37 CREATION OF A GENOMIC PRESCRIBING SYSTEM FOR DELIVERY OF PHARMACOGENOMIC RESULTS AND PERSONALIZED PRESCRIPTION DECISION-MAKING

Wednesday, October 17, 2012
The Atrium (Hyatt Regency)
Poster Board # 37
Health Services, and Policy Research (HSP)

Peter H. O'Donnell, M.D., Angela Bush, Jared Spitz, Keith Danahey, Don Saner, Soma Das, Nancy J. Cox and Mark J. Ratain, MD, The University of Chicago, Chicago, IL

Purpose: Adverse drug reactions are the fifth leading cause of death in the United States, and thousands of additional patients are prescribed medications from which they derive no benefit.  Pharmacogenomics is the study of genetic factors governing drug response and toxicity.  This field has led to discovery of genetic variants for hundreds of drugs, but the information has infrequently been utilized in prescribing decisions.

Method: We hypothesized that the creation of a novel genomic prescribing system (GPS) which translates pharmacogenomic results into clinically usable summaries would facilitate the consideration of pharmacogenomic information during drug prescribing decisions.  To test this model, we initiated a clinical trial in which consenting patients agree to comprehensive, preemptive pharmacogenomic testing and a group of early-adopter physician-subjects and their tested patients are studied to determine the feasibility and utility of pharmacogenomic results delivery using a GPS.

Result: In 15 months, >700 patients receiving routine outpatient medical care from one of 12 early-adopter study physicians agreed to participate.  A custom-designed genotyping panel of hundreds of pharmacogenomic variants having published evidence of their potential clinical utility was created.  The custom panel was designed based upon interrogation of 3,520 pharmacogenomic studies in the medical literature regarding 674 common drugs.  Pharmacogenomic results in these studies allowed creation of genotype-specific clinical summaries for each drug-variant pair which translate raw genotype results into instantaneously-available clinical pharmacogenomic interpretations, comprising the content of the GPS.  Each summary was given a level of evidence rating and an interpretive “favorable/cautionary/warning” designation for the pharmacogenomic result.  Study physicians are being prospectively monitored for use of the GPS during medical care of their enrolled patients.  Physician-patient pairs are being followed and surveyed to measure impact on decision-making and health outcomes.

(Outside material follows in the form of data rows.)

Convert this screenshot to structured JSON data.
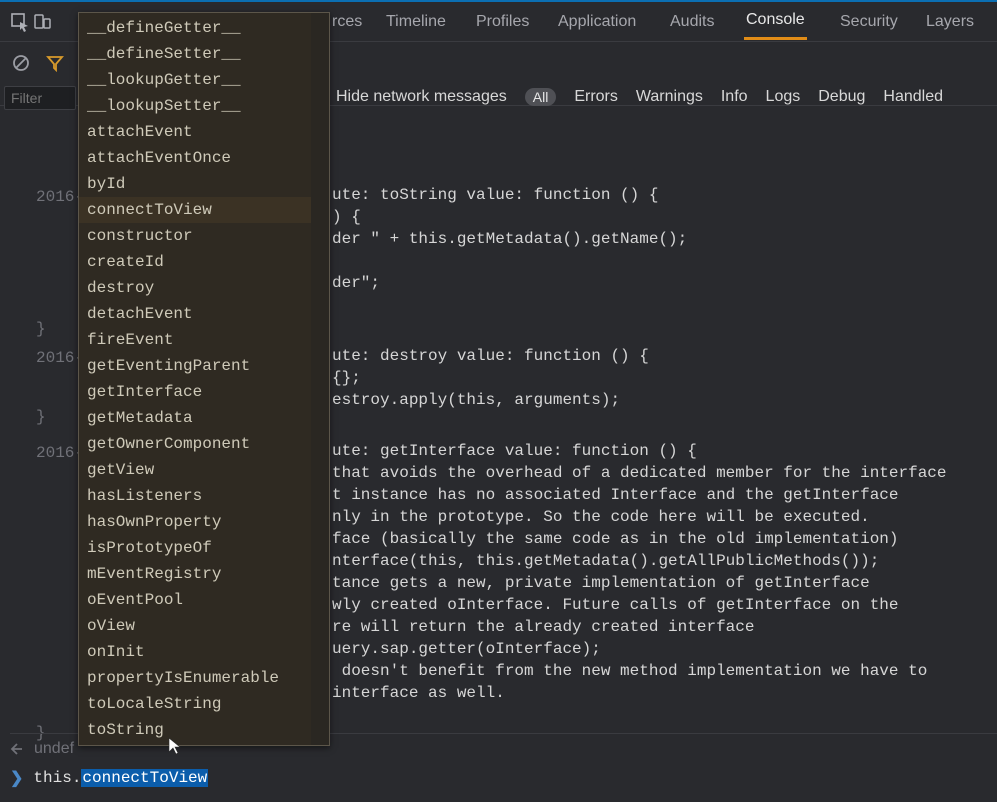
{
  "tabs": {
    "sources": "rces",
    "timeline": "Timeline",
    "profiles": "Profiles",
    "application": "Application",
    "audits": "Audits",
    "console": "Console",
    "security": "Security",
    "layers": "Layers"
  },
  "toolbar": {
    "filter_placeholder": "Filter",
    "hide_net": "Hide network messages",
    "all": "All",
    "errors": "Errors",
    "warnings": "Warnings",
    "info": "Info",
    "logs": "Logs",
    "debug": "Debug",
    "handled": "Handled"
  },
  "gutter": {
    "y1": "2016-",
    "y2": "2016-",
    "y3": "2016-"
  },
  "brace1": "}",
  "brace2": "}",
  "brace3": "}",
  "code1": "ute: toString value: function () {\n) {\nder \" + this.getMetadata().getName();\n\nder\";",
  "code2": "ute: destroy value: function () {\n{};\nestroy.apply(this, arguments);",
  "code3": "ute: getInterface value: function () {\nthat avoids the overhead of a dedicated member for the interface\nt instance has no associated Interface and the getInterface\nnly in the prototype. So the code here will be executed.\nface (basically the same code as in the old implementation)\nnterface(this, this.getMetadata().getAllPublicMethods());\ntance gets a new, private implementation of getInterface\nwly created oInterface. Future calls of getInterface on the\nre will return the already created interface\nuery.sap.getter(oInterface);\n doesn't benefit from the new method implementation we have to\ninterface as well.",
  "output": {
    "undefined": "undef"
  },
  "prompt": {
    "prefix": "this.",
    "selection": "connectToView"
  },
  "autocomplete": {
    "items": [
      "__defineGetter__",
      "__defineSetter__",
      "__lookupGetter__",
      "__lookupSetter__",
      "attachEvent",
      "attachEventOnce",
      "byId",
      "connectToView",
      "constructor",
      "createId",
      "destroy",
      "detachEvent",
      "fireEvent",
      "getEventingParent",
      "getInterface",
      "getMetadata",
      "getOwnerComponent",
      "getView",
      "hasListeners",
      "hasOwnProperty",
      "isPrototypeOf",
      "mEventRegistry",
      "oEventPool",
      "oView",
      "onInit",
      "propertyIsEnumerable",
      "toLocaleString",
      "toString"
    ],
    "selected_index": 7
  }
}
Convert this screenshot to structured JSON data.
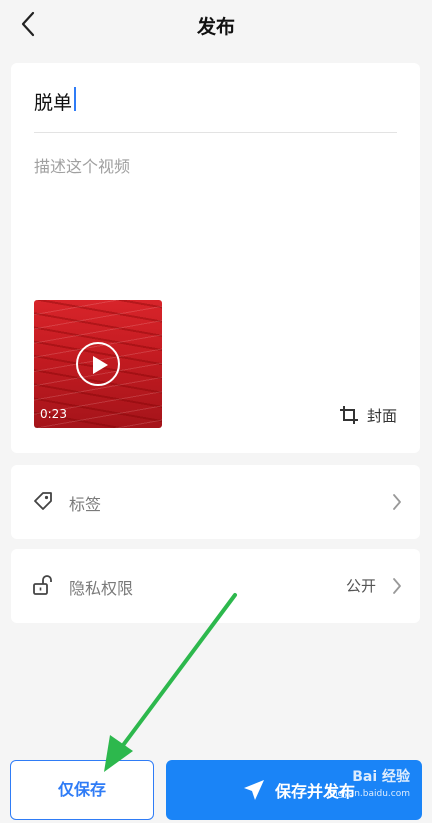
{
  "header": {
    "title": "发布"
  },
  "post": {
    "title_value": "脱单",
    "description_placeholder": "描述这个视频",
    "video_duration": "0:23",
    "cover_label": "封面"
  },
  "rows": {
    "tags_label": "标签",
    "privacy_label": "隐私权限",
    "privacy_value": "公开"
  },
  "footer": {
    "save_only_label": "仅保存",
    "save_publish_label": "保存并发布"
  },
  "watermark": {
    "brand": "Bai 经验",
    "url": "jingyan.baidu.com"
  },
  "colors": {
    "accent": "#1a84f7",
    "arrow": "#2db84d",
    "video": "#c31b21"
  }
}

Conclusion: We have successfully developed within a research context a novel healthcare delivery device which relies on the use of preemptive genotyping to provide pharmacogenomic decision-support to physicians considering treatment decisions.  The GPS fulfills at once a test result function, an interpretive function, and an educational function for physicians, all aimed to overcome primary barriers to the routine implementation of more personalized medicine.  Measures of the rate of use of the GPS by study physicians, its impact on drug prescription choices, on shared decision-making, and on patient-reported satisfaction with care are ongoing.